Given the area and perimeter of a triangle, find its coordinates How can I find the coordinates of a triangle, given its area and perimeter? (I can find any triangle that satisfies the given area and perimeter.)
I tried to find the lengths of the sides of the triangle in the following way:
Consider the sides as $x, y, z$, altitudes as $p, q, r$, area as $A$ and half the perimeter as $s$.
Then, $px = qy = rz = 2A$ and $A=\sqrt{(s)(s-x)(s-y)(s-z)}$.
I will be computing this answer on my PC and for this method, the best time complexity I could think of is $O(n^{2}.log(n))$, where $n$ is the length of side.
How can I further reduce the problem further and also improve my solution for this problem?
 A: As André Nicolas and Ross Millikan have said there are usually an infinite number of solutions (unless you have an equilateral triangle or there are no solutions).  
For example, among triangles with perimeter $98$ and area $420$ are those with sides $24,37,37$ and $25,34,39$ and $29,29,40$.  The following picture comes from my page called Triangles with the same area and perimeter

If you want to find a solution, note that there are usually two isosceles triangles with given perimeter and area , which are easily found.

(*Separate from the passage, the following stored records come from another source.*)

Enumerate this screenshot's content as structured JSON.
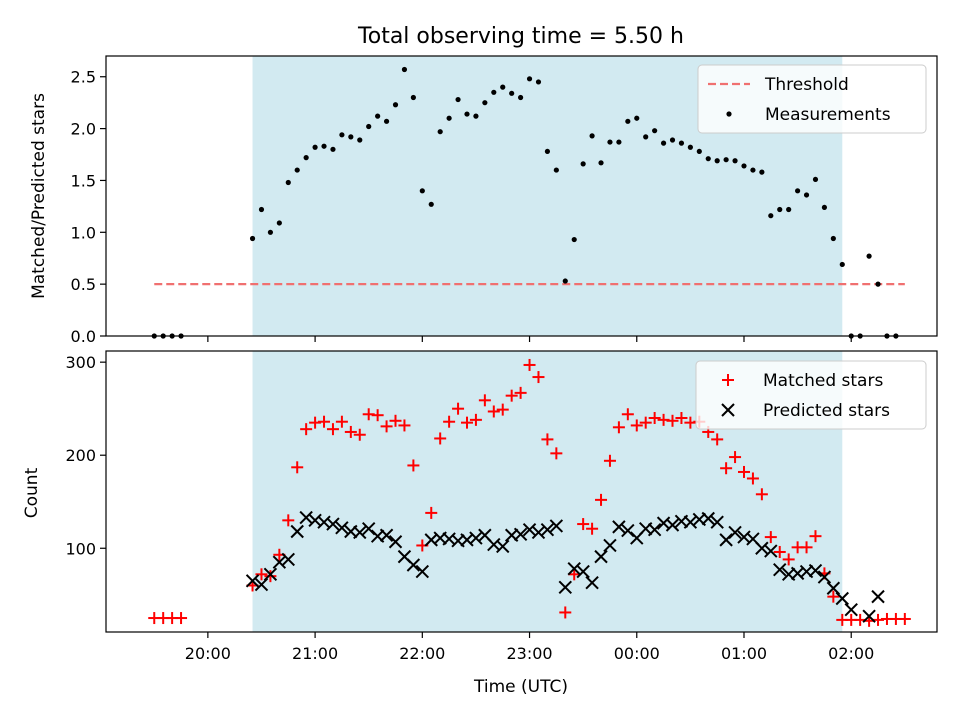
{
  "figure": {
    "title": "Total observing time = 5.50 h",
    "xlabel": "Time (UTC)"
  },
  "chart_data": [
    {
      "type": "scatter",
      "ylabel": "Matched/Predicted stars",
      "ylim": [
        0,
        2.7
      ],
      "yticks": [
        0.0,
        0.5,
        1.0,
        1.5,
        2.0,
        2.5
      ],
      "ytick_labels": [
        "0.0",
        "0.5",
        "1.0",
        "1.5",
        "2.0",
        "2.5"
      ],
      "xlim_hours": [
        19.05,
        26.8
      ],
      "observing_window": [
        "20:25",
        "01:55"
      ],
      "legend_position": "upper right",
      "threshold": {
        "name": "Threshold",
        "y": 0.5,
        "x_range": [
          "19:30",
          "02:30"
        ],
        "color": "#f07070"
      },
      "series": [
        {
          "name": "Measurements",
          "color": "#000000",
          "points": [
            [
              "19:30",
              0.0
            ],
            [
              "19:35",
              0.0
            ],
            [
              "19:40",
              0.0
            ],
            [
              "19:45",
              0.0
            ],
            [
              "20:25",
              0.94
            ],
            [
              "20:30",
              1.22
            ],
            [
              "20:35",
              1.0
            ],
            [
              "20:40",
              1.09
            ],
            [
              "20:45",
              1.48
            ],
            [
              "20:50",
              1.6
            ],
            [
              "20:55",
              1.72
            ],
            [
              "21:00",
              1.82
            ],
            [
              "21:05",
              1.83
            ],
            [
              "21:10",
              1.8
            ],
            [
              "21:15",
              1.94
            ],
            [
              "21:20",
              1.92
            ],
            [
              "21:25",
              1.89
            ],
            [
              "21:30",
              2.02
            ],
            [
              "21:35",
              2.12
            ],
            [
              "21:40",
              2.07
            ],
            [
              "21:45",
              2.23
            ],
            [
              "21:50",
              2.57
            ],
            [
              "21:55",
              2.3
            ],
            [
              "22:00",
              1.4
            ],
            [
              "22:05",
              1.27
            ],
            [
              "22:10",
              1.97
            ],
            [
              "22:15",
              2.1
            ],
            [
              "22:20",
              2.28
            ],
            [
              "22:25",
              2.14
            ],
            [
              "22:30",
              2.12
            ],
            [
              "22:35",
              2.25
            ],
            [
              "22:40",
              2.35
            ],
            [
              "22:45",
              2.4
            ],
            [
              "22:50",
              2.34
            ],
            [
              "22:55",
              2.3
            ],
            [
              "23:00",
              2.48
            ],
            [
              "23:05",
              2.45
            ],
            [
              "23:10",
              1.78
            ],
            [
              "23:15",
              1.6
            ],
            [
              "23:20",
              0.53
            ],
            [
              "23:25",
              0.93
            ],
            [
              "23:30",
              1.66
            ],
            [
              "23:35",
              1.93
            ],
            [
              "23:40",
              1.67
            ],
            [
              "23:45",
              1.87
            ],
            [
              "23:50",
              1.87
            ],
            [
              "23:55",
              2.07
            ],
            [
              "00:00",
              2.1
            ],
            [
              "00:05",
              1.92
            ],
            [
              "00:10",
              1.98
            ],
            [
              "00:15",
              1.86
            ],
            [
              "00:20",
              1.89
            ],
            [
              "00:25",
              1.86
            ],
            [
              "00:30",
              1.82
            ],
            [
              "00:35",
              1.78
            ],
            [
              "00:40",
              1.71
            ],
            [
              "00:45",
              1.69
            ],
            [
              "00:50",
              1.7
            ],
            [
              "00:55",
              1.69
            ],
            [
              "01:00",
              1.64
            ],
            [
              "01:05",
              1.6
            ],
            [
              "01:10",
              1.58
            ],
            [
              "01:15",
              1.16
            ],
            [
              "01:20",
              1.22
            ],
            [
              "01:25",
              1.22
            ],
            [
              "01:30",
              1.4
            ],
            [
              "01:35",
              1.36
            ],
            [
              "01:40",
              1.51
            ],
            [
              "01:45",
              1.24
            ],
            [
              "01:50",
              0.94
            ],
            [
              "01:55",
              0.69
            ],
            [
              "02:00",
              0.0
            ],
            [
              "02:05",
              0.0
            ],
            [
              "02:10",
              0.77
            ],
            [
              "02:15",
              0.5
            ],
            [
              "02:20",
              0.0
            ],
            [
              "02:25",
              0.0
            ]
          ]
        }
      ]
    },
    {
      "type": "scatter",
      "ylabel": "Count",
      "ylim": [
        10,
        312
      ],
      "yticks": [
        100,
        200,
        300
      ],
      "ytick_labels": [
        "100",
        "200",
        "300"
      ],
      "xlim_hours": [
        19.05,
        26.8
      ],
      "xticks": [
        "20:00",
        "21:00",
        "22:00",
        "23:00",
        "00:00",
        "01:00",
        "02:00"
      ],
      "xtick_labels": [
        "20:00",
        "21:00",
        "22:00",
        "23:00",
        "00:00",
        "01:00",
        "02:00"
      ],
      "observing_window": [
        "20:25",
        "01:55"
      ],
      "legend_position": "upper right",
      "series": [
        {
          "name": "Matched stars",
          "marker": "plus",
          "color": "#ff0000",
          "points": [
            [
              "19:30",
              25
            ],
            [
              "19:35",
              25
            ],
            [
              "19:40",
              25
            ],
            [
              "19:45",
              25
            ],
            [
              "20:25",
              60
            ],
            [
              "20:30",
              72
            ],
            [
              "20:35",
              70
            ],
            [
              "20:40",
              93
            ],
            [
              "20:45",
              130
            ],
            [
              "20:50",
              187
            ],
            [
              "20:55",
              228
            ],
            [
              "21:00",
              235
            ],
            [
              "21:05",
              236
            ],
            [
              "21:10",
              228
            ],
            [
              "21:15",
              236
            ],
            [
              "21:20",
              225
            ],
            [
              "21:25",
              222
            ],
            [
              "21:30",
              244
            ],
            [
              "21:35",
              243
            ],
            [
              "21:40",
              231
            ],
            [
              "21:45",
              237
            ],
            [
              "21:50",
              232
            ],
            [
              "21:55",
              189
            ],
            [
              "22:00",
              103
            ],
            [
              "22:05",
              138
            ],
            [
              "22:10",
              218
            ],
            [
              "22:15",
              236
            ],
            [
              "22:20",
              250
            ],
            [
              "22:25",
              235
            ],
            [
              "22:30",
              238
            ],
            [
              "22:35",
              259
            ],
            [
              "22:40",
              247
            ],
            [
              "22:45",
              249
            ],
            [
              "22:50",
              264
            ],
            [
              "22:55",
              267
            ],
            [
              "23:00",
              297
            ],
            [
              "23:05",
              284
            ],
            [
              "23:10",
              217
            ],
            [
              "23:15",
              202
            ],
            [
              "23:20",
              31
            ],
            [
              "23:25",
              72
            ],
            [
              "23:30",
              126
            ],
            [
              "23:35",
              121
            ],
            [
              "23:40",
              152
            ],
            [
              "23:45",
              194
            ],
            [
              "23:50",
              230
            ],
            [
              "23:55",
              244
            ],
            [
              "00:00",
              232
            ],
            [
              "00:05",
              235
            ],
            [
              "00:10",
              240
            ],
            [
              "00:15",
              238
            ],
            [
              "00:20",
              237
            ],
            [
              "00:25",
              240
            ],
            [
              "00:30",
              235
            ],
            [
              "00:35",
              236
            ],
            [
              "00:40",
              225
            ],
            [
              "00:45",
              217
            ],
            [
              "00:50",
              186
            ],
            [
              "00:55",
              198
            ],
            [
              "01:00",
              182
            ],
            [
              "01:05",
              175
            ],
            [
              "01:10",
              158
            ],
            [
              "01:15",
              112
            ],
            [
              "01:20",
              96
            ],
            [
              "01:25",
              88
            ],
            [
              "01:30",
              101
            ],
            [
              "01:35",
              101
            ],
            [
              "01:40",
              113
            ],
            [
              "01:45",
              73
            ],
            [
              "01:50",
              48
            ],
            [
              "01:55",
              23
            ],
            [
              "02:00",
              23
            ],
            [
              "02:05",
              23
            ],
            [
              "02:10",
              22
            ],
            [
              "02:15",
              23
            ],
            [
              "02:20",
              24
            ],
            [
              "02:25",
              24
            ],
            [
              "02:30",
              24
            ]
          ]
        },
        {
          "name": "Predicted stars",
          "marker": "x",
          "color": "#000000",
          "points": [
            [
              "20:25",
              65
            ],
            [
              "20:30",
              61
            ],
            [
              "20:35",
              72
            ],
            [
              "20:40",
              85
            ],
            [
              "20:45",
              88
            ],
            [
              "20:50",
              118
            ],
            [
              "20:55",
              133
            ],
            [
              "21:00",
              130
            ],
            [
              "21:05",
              128
            ],
            [
              "21:10",
              126
            ],
            [
              "21:15",
              122
            ],
            [
              "21:20",
              118
            ],
            [
              "21:25",
              117
            ],
            [
              "21:30",
              121
            ],
            [
              "21:35",
              113
            ],
            [
              "21:40",
              114
            ],
            [
              "21:45",
              107
            ],
            [
              "21:50",
              91
            ],
            [
              "21:55",
              82
            ],
            [
              "22:00",
              75
            ],
            [
              "22:05",
              109
            ],
            [
              "22:10",
              111
            ],
            [
              "22:15",
              110
            ],
            [
              "22:20",
              108
            ],
            [
              "22:25",
              109
            ],
            [
              "22:30",
              111
            ],
            [
              "22:35",
              114
            ],
            [
              "22:40",
              104
            ],
            [
              "22:45",
              102
            ],
            [
              "22:50",
              114
            ],
            [
              "22:55",
              115
            ],
            [
              "23:00",
              120
            ],
            [
              "23:05",
              117
            ],
            [
              "23:10",
              120
            ],
            [
              "23:15",
              124
            ],
            [
              "23:20",
              58
            ],
            [
              "23:25",
              78
            ],
            [
              "23:30",
              75
            ],
            [
              "23:35",
              63
            ],
            [
              "23:40",
              91
            ],
            [
              "23:45",
              103
            ],
            [
              "23:50",
              123
            ],
            [
              "23:55",
              119
            ],
            [
              "00:00",
              111
            ],
            [
              "00:05",
              121
            ],
            [
              "00:10",
              120
            ],
            [
              "00:15",
              127
            ],
            [
              "00:20",
              125
            ],
            [
              "00:25",
              129
            ],
            [
              "00:30",
              128
            ],
            [
              "00:35",
              131
            ],
            [
              "00:40",
              132
            ],
            [
              "00:45",
              128
            ],
            [
              "00:50",
              109
            ],
            [
              "00:55",
              117
            ],
            [
              "01:00",
              112
            ],
            [
              "01:05",
              110
            ],
            [
              "01:10",
              100
            ],
            [
              "01:15",
              97
            ],
            [
              "01:20",
              77
            ],
            [
              "01:25",
              72
            ],
            [
              "01:30",
              73
            ],
            [
              "01:35",
              75
            ],
            [
              "01:40",
              76
            ],
            [
              "01:45",
              69
            ],
            [
              "01:50",
              57
            ],
            [
              "01:55",
              46
            ],
            [
              "02:00",
              34
            ],
            [
              "02:10",
              27
            ],
            [
              "02:15",
              48
            ]
          ]
        }
      ]
    }
  ]
}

Another related article worth reading is  Angles, Area, and Perimeter Caught in a Cubic by George Baloglou and Michel Helfgott, published in Forum Geometricorum, Volume 8 (2008) 13–25
A: You can't. You don't even have enough data to find the sides, as you have two equations in three unknowns.  After that, you can translate and rotate the triangle without changing the area or perimeter, so you have (in 2D) three more unknown parameters.
A: One more data should be input because there are two inputs and three equations to be solved.
E.g., if Area A=8 and Perimeter P= 18 only are given, particular (symmetrical  two ) triangles CEB,CFB could be sketched but only after assuming base as 8 units in this example. The construction uses triangle area formula and a property of an ellipse.

Only after making a valid and  different independent input assumption can you at all get a solution.
A: Given area $A$ and perimeter $P$, consider the triangle with coordinates $(0,0),(b,0),(x,2A/b)$ for some $b>0$. This triangle has area $A$ and perimeter given by
$f(x)=b+\sqrt{x^2+(2A/b)^2}+\sqrt{(x-b)^2+(2A/b)^2}$
Solving $f(x)=P$ yields two values of $x$:
$x=\frac{b^2P^2-2b^3P\pm\sqrt{(b - P)^2 (2 b - P) P (16 A^2 + b^2 (2 b - P) P)}}{2bP^2-4b^2P}$
Note that we must be able to choose $b$ such that $P\geq f(b/2)=b+\sqrt{\frac{16A^2}{b^2}+b^2}$ since $f(b/2)$ is the minimum perimeter for this triangle. So then we must also have $b\leq P/2$ for $x$ to be real. But, a suitable $b$ can be chosen.